French Foreign Minister Herve de Charette told his colleagues on Monday that "China has to be treated differently than other, less important states." But France's veto was widely seen as motivated by trade rather than diplomatic concerns. President Jacques Chirac is due to visit Beijing in six weeks and is hoping to sell 75 Airbus airplanes, manufactured by a European consortium of France, Germany and Britain, worth thousands of millions of dollars.

In addition, French Defense Minister Charles Millon has been meeting with his counterpart in the Chinese capital this week. Some analysts believe that Millon's visit indicates that France may soon unilaterally break the ban on arms sales to China imposed by the EU and the United States in 1989. The arms embargo was initiated after Beijing's brutal crackdown on pro-democracy demonstrators in Tianenmen Square in June of that year.

By the end of the EU foreign ministers' meeting, Germany, Spain and Italy had aligned themselves with France. Their neighborly solidarity allowed de Charette to boast that the four nations opposing public condemnation of China represent two-thirds of the EU's total population of 375 million. "That is a very large majority of the people," he said.

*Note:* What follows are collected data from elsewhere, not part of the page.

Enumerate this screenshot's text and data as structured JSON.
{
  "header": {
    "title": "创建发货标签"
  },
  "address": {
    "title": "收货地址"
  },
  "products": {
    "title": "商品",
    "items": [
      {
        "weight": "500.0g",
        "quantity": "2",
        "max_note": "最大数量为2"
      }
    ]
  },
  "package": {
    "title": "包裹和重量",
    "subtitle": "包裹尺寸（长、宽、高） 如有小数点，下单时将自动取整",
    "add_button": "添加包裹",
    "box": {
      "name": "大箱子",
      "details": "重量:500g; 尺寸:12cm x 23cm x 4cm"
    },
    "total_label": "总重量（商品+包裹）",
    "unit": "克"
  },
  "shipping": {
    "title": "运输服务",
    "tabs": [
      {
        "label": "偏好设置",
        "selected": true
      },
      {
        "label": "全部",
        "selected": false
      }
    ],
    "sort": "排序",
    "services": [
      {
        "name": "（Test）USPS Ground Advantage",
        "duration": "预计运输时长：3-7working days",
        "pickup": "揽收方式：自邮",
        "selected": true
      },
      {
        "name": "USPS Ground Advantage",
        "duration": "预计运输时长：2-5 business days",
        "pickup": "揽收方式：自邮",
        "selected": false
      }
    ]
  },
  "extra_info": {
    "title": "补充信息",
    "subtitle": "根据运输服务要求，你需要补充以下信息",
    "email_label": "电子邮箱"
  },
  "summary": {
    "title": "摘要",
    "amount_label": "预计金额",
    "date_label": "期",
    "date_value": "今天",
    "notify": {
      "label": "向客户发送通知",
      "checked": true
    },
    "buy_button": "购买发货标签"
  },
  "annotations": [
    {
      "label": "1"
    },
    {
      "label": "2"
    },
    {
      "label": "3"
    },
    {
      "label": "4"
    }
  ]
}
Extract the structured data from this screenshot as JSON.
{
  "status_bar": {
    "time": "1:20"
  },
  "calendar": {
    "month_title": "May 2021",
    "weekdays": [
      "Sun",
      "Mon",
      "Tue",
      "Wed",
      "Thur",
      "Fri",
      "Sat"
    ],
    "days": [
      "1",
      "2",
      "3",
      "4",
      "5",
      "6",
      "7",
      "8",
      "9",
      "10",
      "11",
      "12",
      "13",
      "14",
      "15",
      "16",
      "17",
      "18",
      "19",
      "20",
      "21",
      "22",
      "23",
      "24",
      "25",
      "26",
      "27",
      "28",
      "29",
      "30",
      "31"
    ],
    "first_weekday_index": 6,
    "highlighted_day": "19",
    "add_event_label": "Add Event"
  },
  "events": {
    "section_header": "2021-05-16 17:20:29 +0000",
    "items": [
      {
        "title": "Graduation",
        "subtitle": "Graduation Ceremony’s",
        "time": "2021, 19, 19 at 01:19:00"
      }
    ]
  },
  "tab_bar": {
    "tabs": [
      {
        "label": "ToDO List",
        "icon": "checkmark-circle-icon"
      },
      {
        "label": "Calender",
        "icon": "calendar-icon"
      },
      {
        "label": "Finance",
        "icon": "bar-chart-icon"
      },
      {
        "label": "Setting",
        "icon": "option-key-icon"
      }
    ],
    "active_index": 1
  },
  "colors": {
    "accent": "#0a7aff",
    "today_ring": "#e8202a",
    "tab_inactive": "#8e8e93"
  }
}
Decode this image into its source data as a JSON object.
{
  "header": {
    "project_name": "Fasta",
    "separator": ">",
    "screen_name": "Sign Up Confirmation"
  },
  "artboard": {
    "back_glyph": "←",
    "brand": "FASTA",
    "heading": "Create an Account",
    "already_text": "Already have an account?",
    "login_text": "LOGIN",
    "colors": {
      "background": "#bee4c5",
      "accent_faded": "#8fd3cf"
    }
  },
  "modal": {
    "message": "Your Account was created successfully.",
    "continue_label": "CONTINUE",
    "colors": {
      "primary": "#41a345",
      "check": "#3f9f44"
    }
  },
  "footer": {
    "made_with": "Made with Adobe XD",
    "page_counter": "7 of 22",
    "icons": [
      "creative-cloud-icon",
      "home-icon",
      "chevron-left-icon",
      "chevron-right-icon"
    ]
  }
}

Not so, insisted Holland's Foreign Minister Hans van Mierlo, whose country currently presides over the EU. Van Mierlo said that Germany, Spain and Italy had been ready to endorse an EU anti-China motion if France had softened its stance somewhat. The blunt-spoken Dutchman warned of what he called "the risk of double standards by the EU toward powerful countries and smaller, not powerful countries." Van Mierlo added: "If I were a political prisoner in China, I'd be a very disappointed political prisoner."

EU member Denmark also publicly challenged the French view and, despite angry threats of reprisal from Beijing, decided to introduce the vetoed EU draft resolution in its own name at the UN's Geneva meeting. Foreign Minister Niels Helvig Petersen disputed the French view that Beijing had made significant human-rights progress. He said there were still major problems in Chinese laws on freedom of expression and assembly.

Yesterday, as the EU quarrel over China widened, both the Union's own Executive Commission and the U.S. Government voiced their "regrets" at the Union's failure to introduce a joint resolution in Geneva and pledged to support Denmark's initiative. A (anonymous) Commission spokesman in Brussels said that "the EU will show solidarity with Denmark." In Washington, State Department spokesman Nicholas Burns criticized what he called "divisions" within the EU and promised the U.S. would co-sponsor the Danish resolution. Responding to both of Denmark's supporters, Petersen said late yesterday that his country's resolution would also be backed by 10 other EU members.

The lesson to be learned from all this EU squabbling is not a new one. The old wisdom about the difficulty, if not impossibility, of 15 sovereign and very heterogeneous nations agreeing on a common foreign policy has been reaffirmed. That should make leaders of the 10 Central and East European states now seeking rapid membership in the Union to reflect on what sort of a joint foreign-policy posture a 25-nation EU might eventually fashion.